Is $ \int_{-2}^{2}\frac{e^{-x}}{\sqrt{x+2}}\,\text dx $ convergent?
$$\int_{-2}^{2}\frac{e^{-x}}{\sqrt{x+2}}\,\text dx=\int_{-2}^{0}\frac{e^{-x}}{\sqrt{x+2}}\,\text dx+\int_{0}^{2}\frac{e^{-x}}{\sqrt{x+2}}\,\text dx$$
So the convergence depends of $\int_{-2}^{0}\frac{e^{-x}}{\sqrt{x+2}}\,\text dx$ :
$$\int_{-2}^{0}\frac{e^{-x}}{\sqrt{x+2}}\,\text dx=\lim_{a\to -2}\, \int_{a}^{0}\frac{e^{-x}}{\sqrt{x+2}}\,\text dx$$
Wolfram says the integral converges, so I triend to find $f(x)\geq\frac{e^{-x}}{\sqrt{x+2}}$ and easy to integrate.
My first idea was $\frac{1}{\sqrt{2+x}}$ but this function in $[-2,0]$ is not greater than $\frac{e^{-x}}{\sqrt{x+2}}$.

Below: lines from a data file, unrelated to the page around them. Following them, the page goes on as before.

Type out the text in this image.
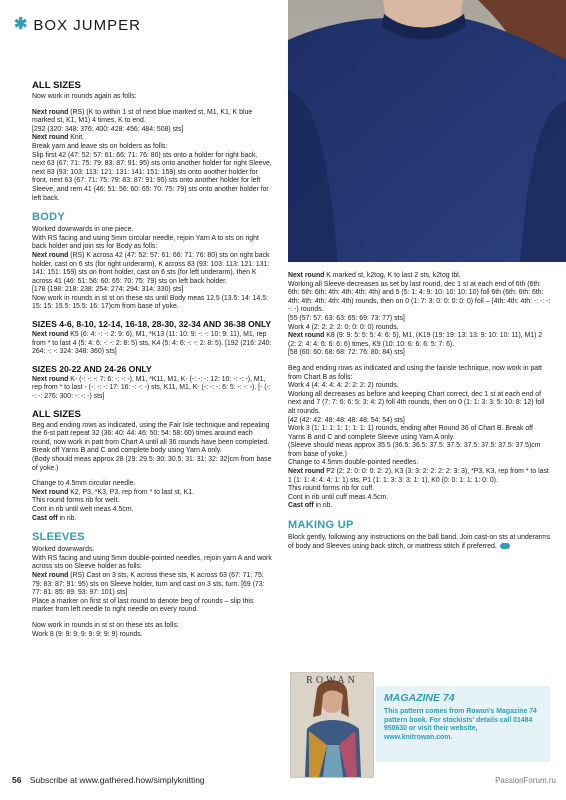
✱ BOX JUMPER
ALL SIZES

Now work in rounds again as folls:

Next round (RS) (K to within 1 st of next blue marked st, M1, K1, K blue marked st, K1, M1) 4 times, K to end.

[292 (320: 348: 376: 400: 428: 456: 484: 508) sts]

Next round Knit.

Break yarn and leave sts on holders as folls:

Slip first 42 (47: 52: 57: 61: 66: 71: 76: 80) sts onto a holder for right back, next 63 (67: 71: 75: 79: 83: 87: 91: 95) sts onto another holder for right Sleeve, next 83 (93: 103: 113: 121: 131: 141: 151: 159) sts onto another holder for front, next 63 (67: 71: 75: 79: 83: 87: 91: 95) sts onto another holder for left Sleeve, and rem 41 (46: 51: 56: 60: 65: 70: 75: 79) sts onto another holder for left back.

BODY

Worked downwards in one piece.

With RS facing and using 5mm circular needle, rejoin Yarn A to sts on right back holder and join sts for Body as folls:

Next round (RS) K across 42 (47: 52: 57: 61: 66: 71: 76: 80) sts on right back holder, cast on 6 sts (for right underarm), K across 83 (93: 103: 113: 121: 131: 141: 151: 159) sts on front holder, cast on 6 sts (for left underarm), then K across 41 (46: 51: 56: 60: 65: 70: 75: 79) sts on left back holder.

[178 (198: 218: 238: 254: 274: 294: 314: 330) sts]

Now work in rounds in st st on these sts until Body meas 12.5 (13.5: 14: 14.5: 15: 15: 15.5: 15.5: 16: 17)cm from base of yoke.

SIZES 4-6, 8-10, 12-14, 16-18, 28-30, 32-34 AND 36-38 ONLY

Next round K5 (6: 4: -: -: 2: 9: 6), M1, *K13 (11: 10: 9: -: -: 10: 9: 11), M1, rep from * to last 4 (5: 4: 6: -: -: 2: 8: 5) sts, K4 (5: 4: 6: -: -: 2: 8: 5). [192 (216: 240: 264: -: -: 324: 348: 360) sts]

SIZES 20-22 AND 24-26 ONLY

Next round K- (-: -: -: 7: 6: -: -: -), M1, *K11, M1, K- (-: -: -: 12: 10: -: -: -), M1, rep from * to last - (-: -: -: 17: 16: -: -: -) sts, K11, M1, K- (-: -: -: 6: 5: -: -: -). [- (-: -: -: 276: 300: -: -: -) sts]

ALL SIZES

Beg and ending rows as indicated, using the Fair Isle technique and repeating the 6-st patt repeat 32 (36: 40: 44: 46: 50: 54: 58: 60) times around each round, now work in patt from Chart A until all 36 rounds have been completed.

Break off Yarns B and C and complete body using Yarn A only.

(Body should meas approx 28 (29: 29.5: 30: 30.5: 31: 31: 32: 32)cm from base of yoke.)

Change to 4.5mm circular needle.

Next round K2, P3, *K3, P3, rep from * to last st, K1.

This round forms rib for welt.

Cont in rib until welt meas 4.5cm.

Cast off in rib.

SLEEVES

Worked downwards.

With RS facing and using 5mm double-pointed needles, rejoin yarn A and work across sts on Sleeve holder as folls:

Next round (RS) Cast on 3 sts, K across these sts, K across 63 (67: 71: 75: 79: 83: 87: 91: 95) sts on Sleeve holder, turn and cast on 3 sts, turn. [69 (73: 77: 81: 85: 89: 93: 97: 101) sts]

Place a marker on first st of last round to denote beg of rounds – slip this marker from left needle to right needle on every round.

Now work in rounds in st st on these sts as folls:

Work 8 (9: 9: 9: 9: 9: 9: 9: 9) rounds.

Next round K marked st, k2tog, K to last 2 sts, k2tog tbl.

Working all Sleeve decreases as set by last round, dec 1 st at each end of 6th (6th: 6th: 6th: 6th: 4th: 4th: 4th: 4th) and 5 (5: 1: 4: 9: 10: 10: 10: 10) foll 6th (6th: 6th: 6th: 4th: 4th: 4th: 4th: 4th) rounds, then on 0 (1: 7: 3: 0: 0: 0: 0: 0) foll – (4th: 4th: 4th: -: -: -: -: -) rounds.

[55 (57: 57: 63: 63: 65: 69: 73: 77) sts]

Work 4 (2: 2: 2: 2: 0: 0: 0: 0) rounds.

Next round K8 (9: 9: 5: 5: 5: 4: 6: 5), M1, (K19 (19: 19: 13: 13: 9: 10: 10: 11), M1) 2 (2: 2: 4: 4: 6: 6: 6: 6) times, K9 (10: 10: 6: 6: 6: 5: 7: 6).

[58 (60: 60: 68: 68: 72: 76: 80: 84) sts]

Beg and ending rows as indicated and using the fairisle technique, now work in patt from Chart B as folls:

Work 4 (4: 4: 4: 4: 2: 2: 2: 2) rounds.

Working all decreases as before and keeping Chart correct, dec 1 st at each end of next and 7 (7: 7: 6: 6: 5: 3: 4: 2) foll 4th rounds, then on 0 (1: 1: 3: 3: 5: 10: 8: 12) foll alt rounds.

[42 (42: 42: 48: 48: 48: 48: 54: 54) sts]

Work 3 (1: 1: 1: 1: 1: 1: 1: 1) rounds, ending after Round 36 of Chart B. Break off Yarns B and C and complete Sleeve using Yarn A only.

(Sleeve should meas approx 35.5 (36.5: 36.5: 37.5: 37.5: 37.5: 37.5: 37.5: 37.5)cm from base of yoke.)

Change to 4.5mm double-pointed needles.

Next round P2 (2: 2: 0: 0: 0: 2: 2), K3 (3: 3: 2: 2: 2: 2: 3: 3), *P3, K3, rep from * to last 1 (1: 1: 4: 4: 4: 1: 1) sts, P1 (1: 1: 3: 3: 3: 1: 1), K0 (0: 0: 1: 1: 1: 0: 0).

This round forms rib for cuff.

Cont in rib until cuff meas 4.5cm.

Cast off in rib.

MAKING UP

Block gently, following any instructions on the ball band. Join cast-on sts at underarms of body and Sleeves using back stitch, or mattress stitch if preferred.

ROWAN
MAGAZINE 74
This pattern comes from Rowan's Magazine 74 pattern book. For stockists' details call 01484 950630 or visit their website, www.knitrowan.com.
56 Subscribe at www.gathered.how/simplyknitting	PassionForum.ru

I'm stuck in this point, so can you help me or give me some hint? Thanks.
We have that
$$\int_{-2}^{2}\frac{e^{-x}}{\sqrt{x+2}}\text dx=\int_{0}^{4}\frac{e^{-{(y-2)}}}{\sqrt{y}}\text dy$$
and for $y\to 0^+$
$$\frac{e^{-{(y-2)}}}{\sqrt{y}}\sim \frac{e^{2}}{\sqrt{y}}$$
thus the given integral converges by limit comparison test with
$$\int_{0}^{4}\frac{1}{\sqrt{y}}\text dy$$